Do some research. It is entirely possible you are driving a car with an active recall on it. Why are you still driving it? You could potentially kill a lot of people with your car. How are your brakes and tires while we are at it?
There is no law that says someone who owns a recalled product NEEDS to send it back. Further - not everyone is aware of recalls when they happen. It is no small secret that manufacturers often like to "hide" recalls to A) save them money and B) To maintain brand confidence and reputation.
This issue - as tragic as it is has little to do with the firearm's mechanism and everything to do with improper handling/maintenance. The gun owner has clearly broken several cardinal rules of gun safety/ownership - any of which would have prevented this situation, recall or not.

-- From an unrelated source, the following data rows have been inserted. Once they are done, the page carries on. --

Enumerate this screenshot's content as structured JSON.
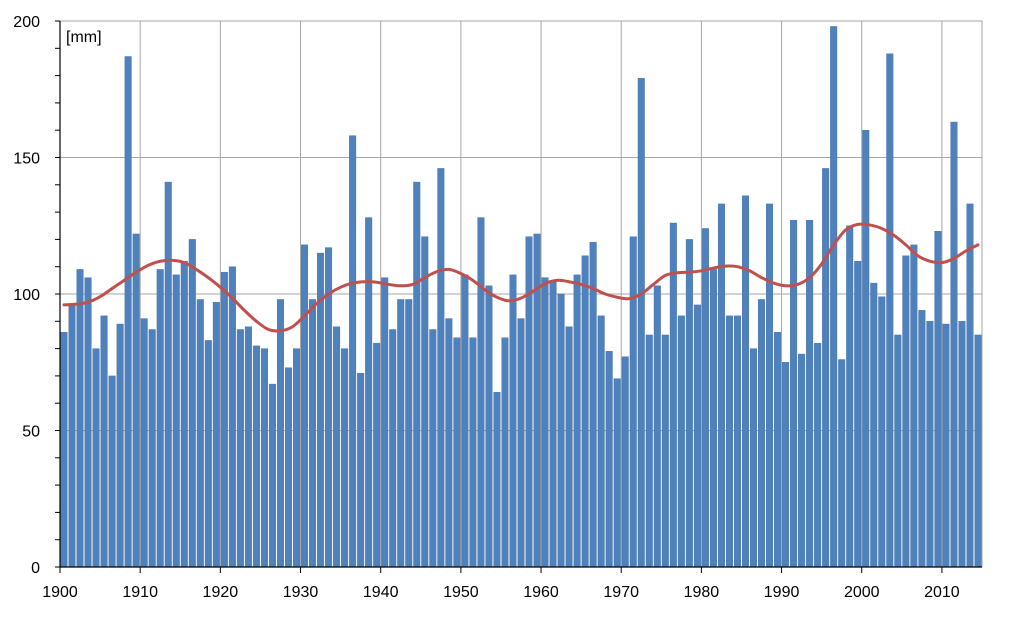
{
  "chart_data": {
    "type": "bar",
    "title": "",
    "unit_label": "[mm]",
    "xlabel": "",
    "ylabel": "",
    "x_start": 1900,
    "x_end": 2014,
    "xlim": [
      1900,
      2015
    ],
    "ylim": [
      0,
      200
    ],
    "y_ticks": [
      "0",
      "50",
      "100",
      "150",
      "200"
    ],
    "x_ticks": [
      "1900",
      "1910",
      "1920",
      "1930",
      "1940",
      "1950",
      "1960",
      "1970",
      "1980",
      "1990",
      "2000",
      "2010"
    ],
    "grid": true,
    "legend": "none",
    "colors": {
      "bars": "#4f81bd",
      "bar_edge": "#3f6ea3",
      "trend": "#c0504d",
      "grid": "#a6a6a6",
      "axis": "#000000"
    },
    "series": [
      {
        "type": "bar",
        "values": [
          86,
          96,
          109,
          106,
          80,
          92,
          70,
          89,
          187,
          122,
          91,
          87,
          109,
          141,
          107,
          112,
          120,
          98,
          83,
          97,
          108,
          110,
          87,
          88,
          81,
          80,
          67,
          98,
          73,
          80,
          118,
          98,
          115,
          117,
          88,
          80,
          158,
          71,
          128,
          82,
          106,
          87,
          98,
          98,
          141,
          121,
          87,
          146,
          91,
          84,
          107,
          84,
          128,
          103,
          64,
          84,
          107,
          91,
          121,
          122,
          106,
          105,
          100,
          88,
          107,
          114,
          119,
          92,
          79,
          69,
          77,
          121,
          179,
          85,
          103,
          85,
          126,
          92,
          120,
          96,
          124,
          109,
          133,
          92,
          92,
          136,
          80,
          98,
          133,
          86,
          75,
          127,
          78,
          127,
          82,
          146,
          198,
          76,
          125,
          112,
          160,
          104,
          99,
          188,
          85,
          114,
          118,
          94,
          90,
          123,
          89,
          163,
          90,
          133,
          85
        ]
      },
      {
        "type": "line",
        "values": [
          96,
          96.3,
          97,
          99,
          102,
          105,
          108,
          110.5,
          112,
          112.3,
          111.5,
          109,
          106,
          102.5,
          98.5,
          94,
          90,
          87,
          86.5,
          88,
          92,
          96.5,
          100,
          102.5,
          104,
          104.5,
          104.3,
          103.5,
          103,
          103.5,
          106,
          108.2,
          109,
          107.5,
          105,
          101.5,
          98.8,
          97.5,
          98.5,
          101,
          103.8,
          105,
          104.5,
          103.5,
          102,
          100,
          98.8,
          98.3,
          100,
          103.5,
          106.8,
          107.8,
          108,
          108.5,
          109.5,
          110.2,
          110,
          108.5,
          106,
          104,
          103,
          103.5,
          106,
          111,
          118,
          123.5,
          125.5,
          125.3,
          124,
          121.5,
          118,
          114,
          112,
          111.5,
          113,
          115.8,
          118
        ]
      }
    ]
  }
}
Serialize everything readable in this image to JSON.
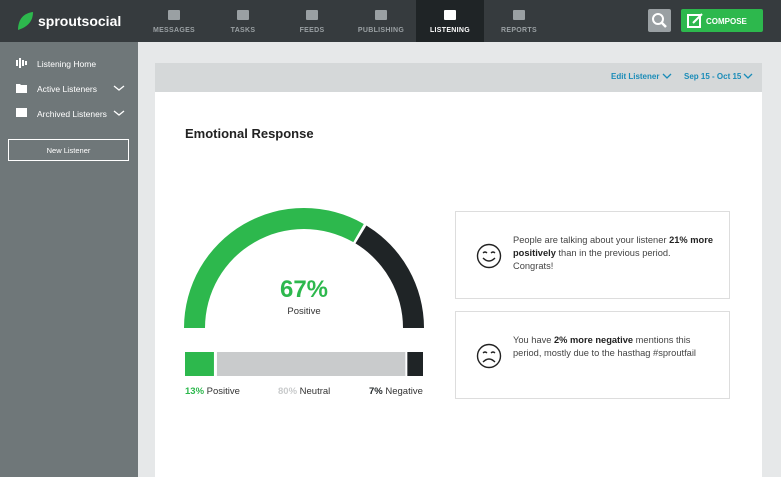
{
  "brand": "sproutsocial",
  "nav": [
    "MESSAGES",
    "TASKS",
    "FEEDS",
    "PUBLISHING",
    "LISTENING",
    "REPORTS"
  ],
  "active_nav": 4,
  "compose": "COMPOSE",
  "sidebar": {
    "items": [
      "Listening Home",
      "Active Listeners",
      "Archived Listeners"
    ],
    "button": "New Listener"
  },
  "toolbar": {
    "edit": "Edit Listener",
    "range": "Sep 15 - Oct 15"
  },
  "panel": {
    "title": "Emotional Response",
    "gauge": {
      "value": 67,
      "label": "67%",
      "caption": "Positive"
    },
    "breakdown": [
      {
        "value": 13,
        "label": "13%",
        "name": "Positive",
        "color": "#2db84d"
      },
      {
        "value": 80,
        "label": "80%",
        "name": "Neutral",
        "color": "#c9cbcc"
      },
      {
        "value": 7,
        "label": "7%",
        "name": "Negative",
        "color": "#1f2426"
      }
    ]
  },
  "insights": [
    {
      "parts": [
        {
          "text": "People are talking about your listener "
        },
        {
          "text": "21% more positively",
          "bold": true
        },
        {
          "text": " than in the previous period. Congrats!"
        }
      ]
    },
    {
      "parts": [
        {
          "text": "You have "
        },
        {
          "text": "2% more negative",
          "bold": true
        },
        {
          "text": " mentions this period, mostly due to the hasthag #sproutfail"
        }
      ]
    }
  ]
}
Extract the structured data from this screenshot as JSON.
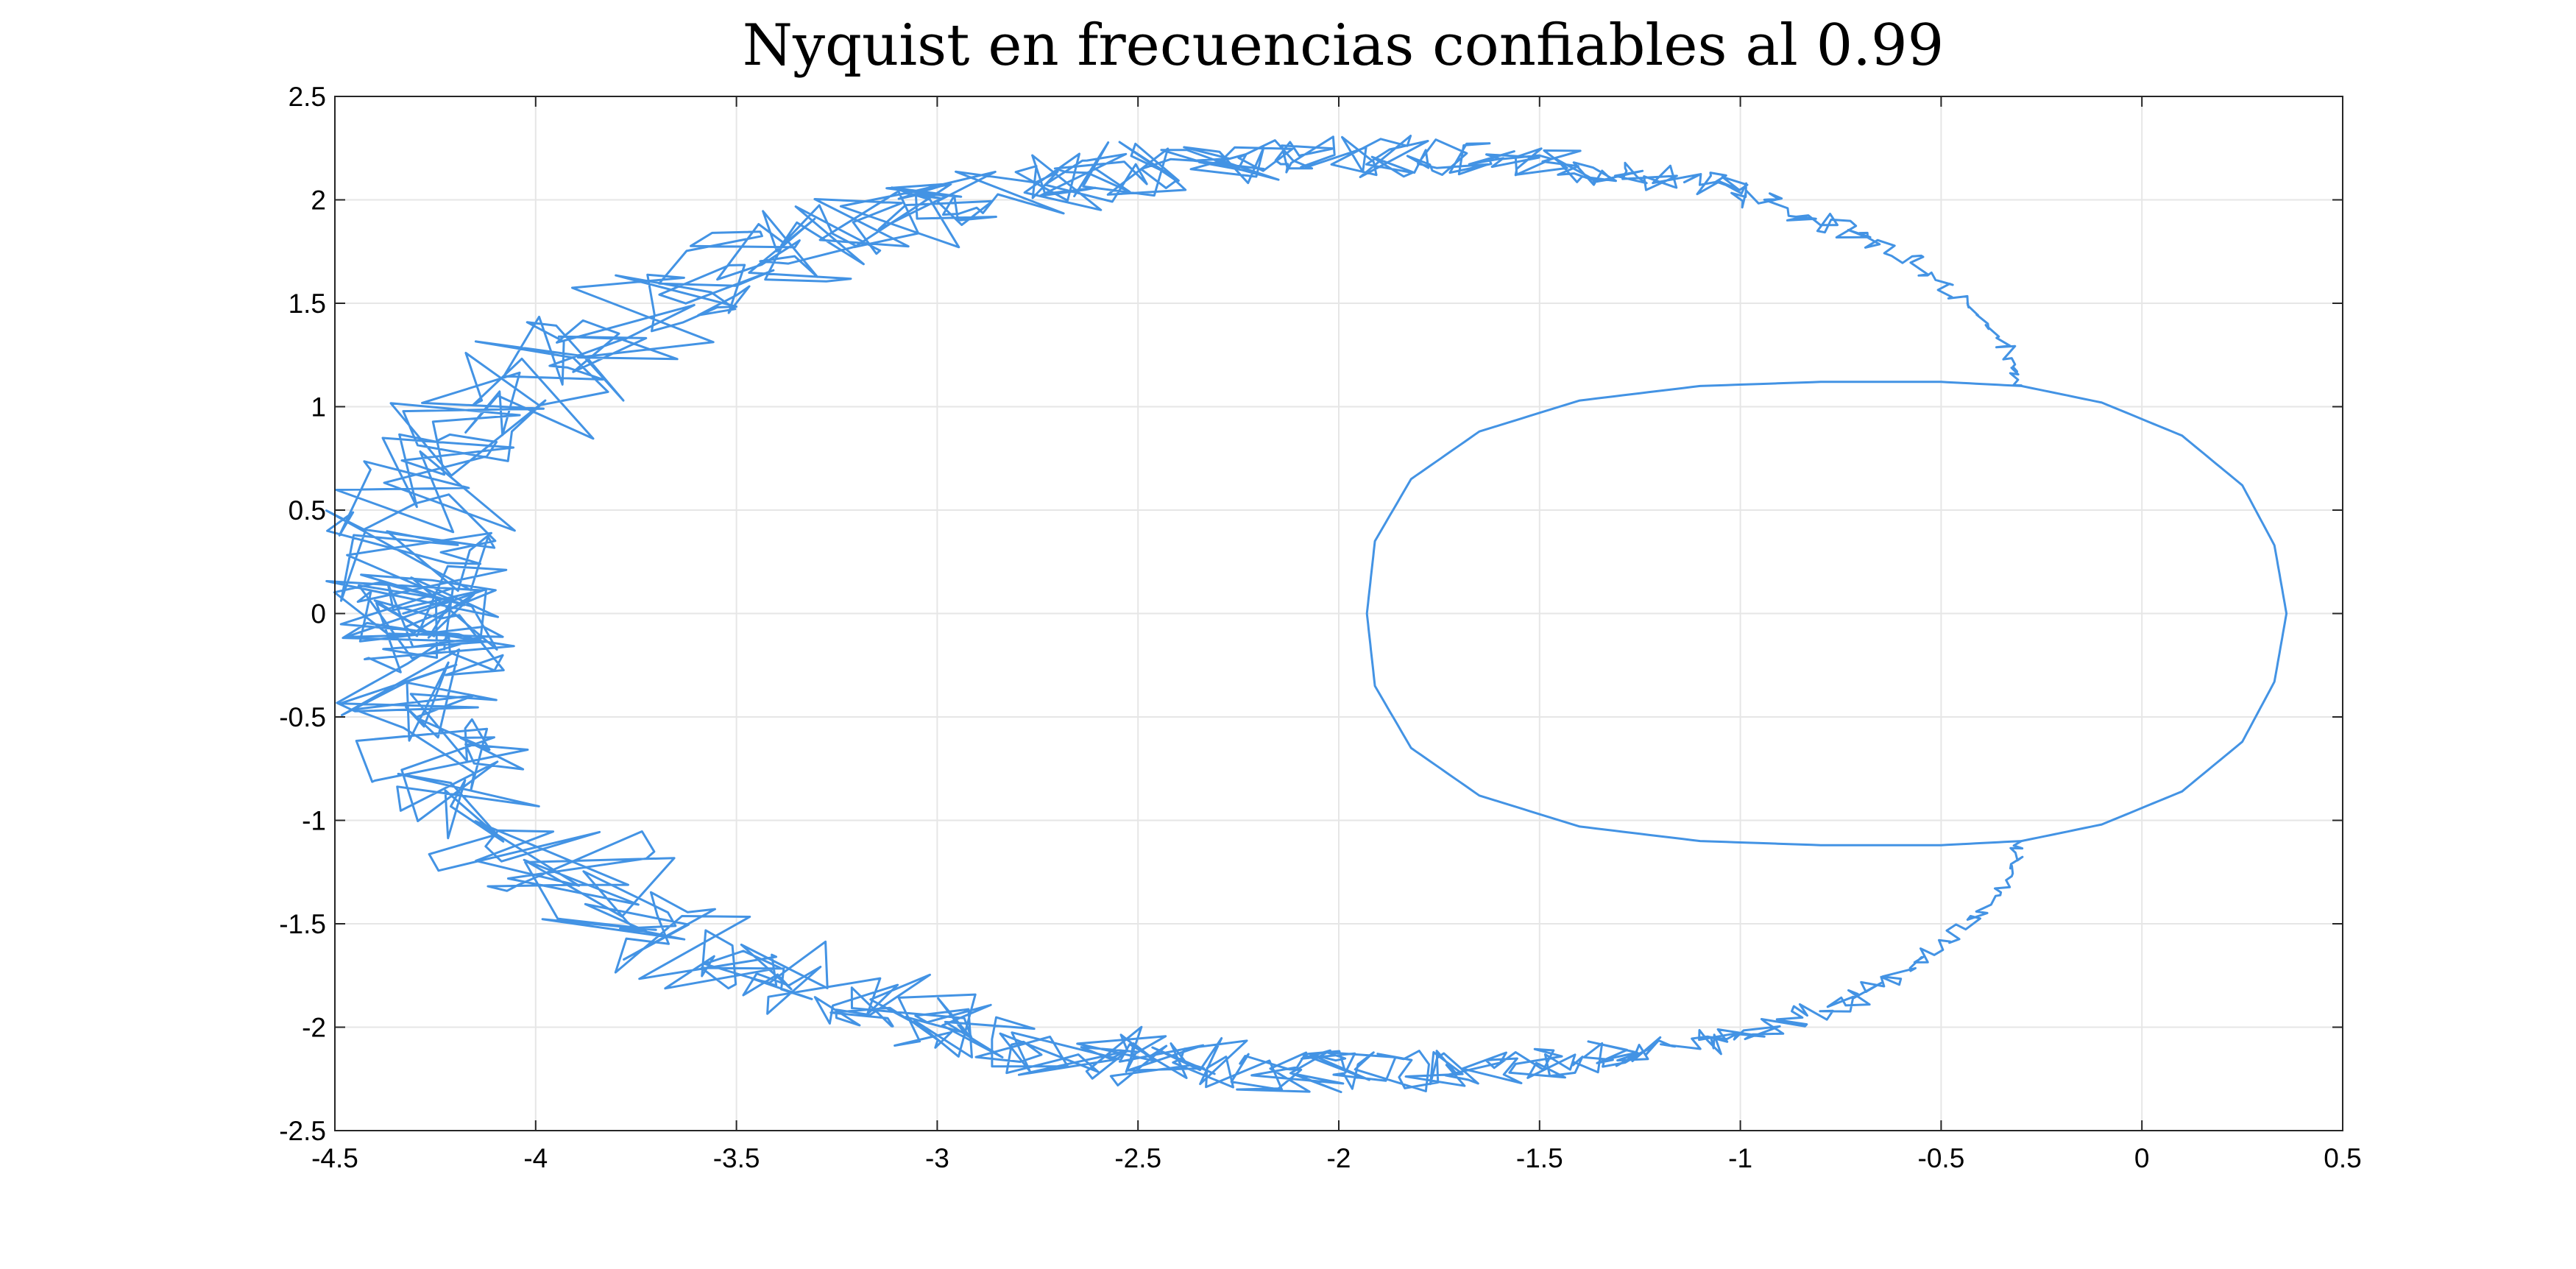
{
  "chart_data": {
    "type": "line",
    "title": "Nyquist en frecuencias confiables al 0.99",
    "xlabel": "",
    "ylabel": "",
    "xlim": [
      -4.5,
      0.5
    ],
    "ylim": [
      -2.5,
      2.5
    ],
    "x_ticks": [
      -4.5,
      -4,
      -3.5,
      -3,
      -2.5,
      -2,
      -1.5,
      -1,
      -0.5,
      0,
      0.5
    ],
    "y_ticks": [
      -2.5,
      -2,
      -1.5,
      -1,
      -0.5,
      0,
      0.5,
      1,
      1.5,
      2,
      2.5
    ],
    "x_tick_labels": [
      "-4.5",
      "-4",
      "-3.5",
      "-3",
      "-2.5",
      "-2",
      "-1.5",
      "-1",
      "-0.5",
      "0",
      "0.5"
    ],
    "y_tick_labels": [
      "-2.5",
      "-2",
      "-1.5",
      "-1",
      "-0.5",
      "0",
      "0.5",
      "1",
      "1.5",
      "2",
      "2.5"
    ],
    "grid": true,
    "color": "#4393e4",
    "series": [
      {
        "description_points": "outer noisy large loop, upper half (x, y)",
        "x": [
          -0.3,
          -0.33,
          -0.4,
          -0.5,
          -0.6,
          -0.7,
          -0.8,
          -0.9,
          -1.0,
          -1.1,
          -1.2,
          -1.3,
          -1.4,
          -1.5,
          -1.6,
          -1.7,
          -1.8,
          -1.9,
          -2.0,
          -2.1,
          -2.2,
          -2.3,
          -2.4,
          -2.5,
          -2.6,
          -2.7,
          -2.8,
          -2.9,
          -3.0,
          -3.1,
          -3.2,
          -3.3,
          -3.4,
          -3.5,
          -3.6,
          -3.7,
          -3.8,
          -3.9,
          -4.0,
          -4.1,
          -4.2,
          -4.25,
          -4.3,
          -4.32,
          -4.3,
          -4.25,
          -4.3,
          -4.33
        ],
        "y": [
          1.1,
          1.25,
          1.45,
          1.6,
          1.73,
          1.83,
          1.92,
          1.98,
          2.04,
          2.08,
          2.11,
          2.13,
          2.16,
          2.17,
          2.19,
          2.2,
          2.21,
          2.21,
          2.21,
          2.21,
          2.2,
          2.18,
          2.16,
          2.15,
          2.13,
          2.1,
          2.06,
          2.02,
          1.98,
          1.93,
          1.88,
          1.82,
          1.75,
          1.67,
          1.58,
          1.48,
          1.37,
          1.25,
          1.12,
          0.98,
          0.82,
          0.66,
          0.5,
          0.35,
          0.2,
          0.08,
          0.0,
          0.0
        ]
      },
      {
        "description_points": "outer noisy large loop, lower half (x, y) — mirror of upper half",
        "x": [
          -4.33,
          -4.3,
          -4.25,
          -4.3,
          -4.32,
          -4.3,
          -4.25,
          -4.2,
          -4.1,
          -4.0,
          -3.9,
          -3.8,
          -3.7,
          -3.6,
          -3.5,
          -3.4,
          -3.3,
          -3.2,
          -3.1,
          -3.0,
          -2.9,
          -2.8,
          -2.7,
          -2.6,
          -2.5,
          -2.4,
          -2.3,
          -2.2,
          -2.1,
          -2.0,
          -1.9,
          -1.8,
          -1.7,
          -1.6,
          -1.5,
          -1.4,
          -1.3,
          -1.2,
          -1.1,
          -1.0,
          -0.9,
          -0.8,
          -0.7,
          -0.6,
          -0.5,
          -0.4,
          -0.33,
          -0.3
        ],
        "y": [
          0.0,
          0.0,
          -0.08,
          -0.2,
          -0.35,
          -0.5,
          -0.66,
          -0.82,
          -0.98,
          -1.12,
          -1.25,
          -1.37,
          -1.48,
          -1.58,
          -1.67,
          -1.75,
          -1.82,
          -1.88,
          -1.93,
          -1.98,
          -2.02,
          -2.06,
          -2.1,
          -2.13,
          -2.15,
          -2.16,
          -2.18,
          -2.2,
          -2.21,
          -2.21,
          -2.21,
          -2.21,
          -2.2,
          -2.19,
          -2.17,
          -2.16,
          -2.13,
          -2.11,
          -2.08,
          -2.04,
          -1.98,
          -1.92,
          -1.83,
          -1.73,
          -1.6,
          -1.45,
          -1.25,
          -1.1
        ]
      },
      {
        "description_points": "inner ellipse loop (x, y)",
        "x": [
          -0.3,
          -0.5,
          -0.8,
          -1.1,
          -1.4,
          -1.65,
          -1.82,
          -1.91,
          -1.93,
          -1.91,
          -1.82,
          -1.65,
          -1.4,
          -1.1,
          -0.8,
          -0.5,
          -0.3,
          -0.1,
          0.1,
          0.25,
          0.33,
          0.36,
          0.33,
          0.25,
          0.1,
          -0.1,
          -0.3
        ],
        "y": [
          1.1,
          1.12,
          1.12,
          1.1,
          1.03,
          0.88,
          0.65,
          0.35,
          0.0,
          -0.35,
          -0.65,
          -0.88,
          -1.03,
          -1.1,
          -1.12,
          -1.12,
          -1.1,
          -1.02,
          -0.86,
          -0.62,
          -0.33,
          0.0,
          0.33,
          0.62,
          0.86,
          1.02,
          1.1
        ]
      }
    ]
  }
}
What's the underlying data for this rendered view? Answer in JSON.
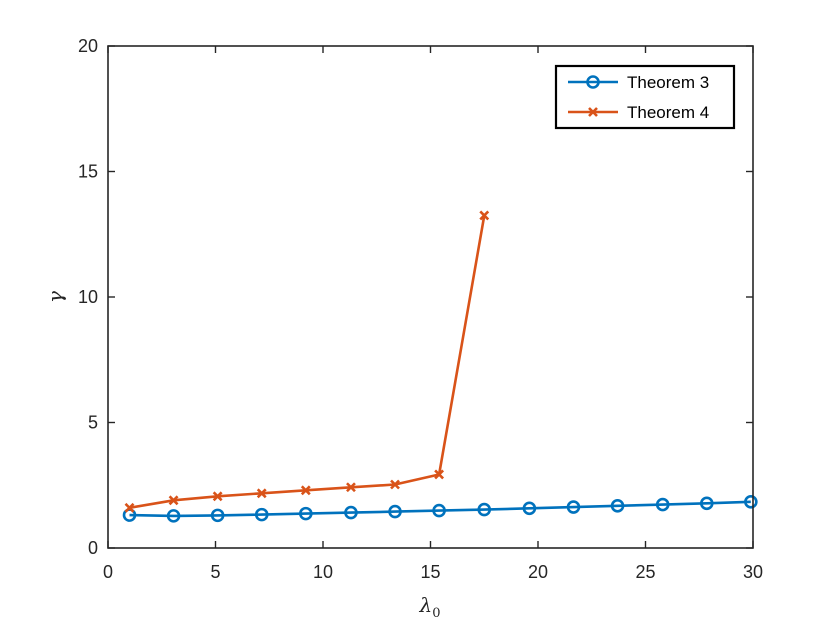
{
  "chart_data": {
    "type": "line",
    "xlabel": "λ",
    "xlabel_sub": "0",
    "ylabel": "γ",
    "xlim": [
      0,
      30
    ],
    "ylim": [
      0,
      20
    ],
    "xticks": [
      0,
      5,
      10,
      15,
      20,
      25,
      30
    ],
    "yticks": [
      0,
      5,
      10,
      15,
      20
    ],
    "grid": false,
    "legend_position": "top-right",
    "series": [
      {
        "name": "Theorem 3",
        "color": "#0072BD",
        "marker": "circle",
        "x": [
          1.0,
          3.05,
          5.1,
          7.15,
          9.2,
          11.3,
          13.35,
          15.4,
          17.5,
          19.6,
          21.65,
          23.7,
          25.8,
          27.85,
          29.9
        ],
        "y": [
          1.31,
          1.28,
          1.3,
          1.33,
          1.37,
          1.41,
          1.45,
          1.49,
          1.53,
          1.58,
          1.63,
          1.68,
          1.73,
          1.78,
          1.84
        ]
      },
      {
        "name": "Theorem 4",
        "color": "#D95319",
        "marker": "x",
        "x": [
          1.0,
          3.05,
          5.1,
          7.15,
          9.2,
          11.3,
          13.35,
          15.4,
          17.5
        ],
        "y": [
          1.6,
          1.9,
          2.06,
          2.18,
          2.3,
          2.42,
          2.53,
          2.93,
          13.25
        ]
      }
    ]
  }
}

The Remington trigger issue - though fairly widely known primarily affects pre-1982 700 rifles with the non x-mark trigger. It is also precipitated by rust (ie: lack of maintenence/cleaning), modifications or worn/broken parts. A properly cared-for 700 in good working order - even with the questionable trigger will not AD.
The questions I would be asking are:
- Why did he not unload the firearm before putting it in the case?
- Does he check his fire control group regularly and keep it clean/oiled?
- Does he clean his rifle regularly?
I am willing to bet the answers as to why this tragedy happened will be found within those 3 questions.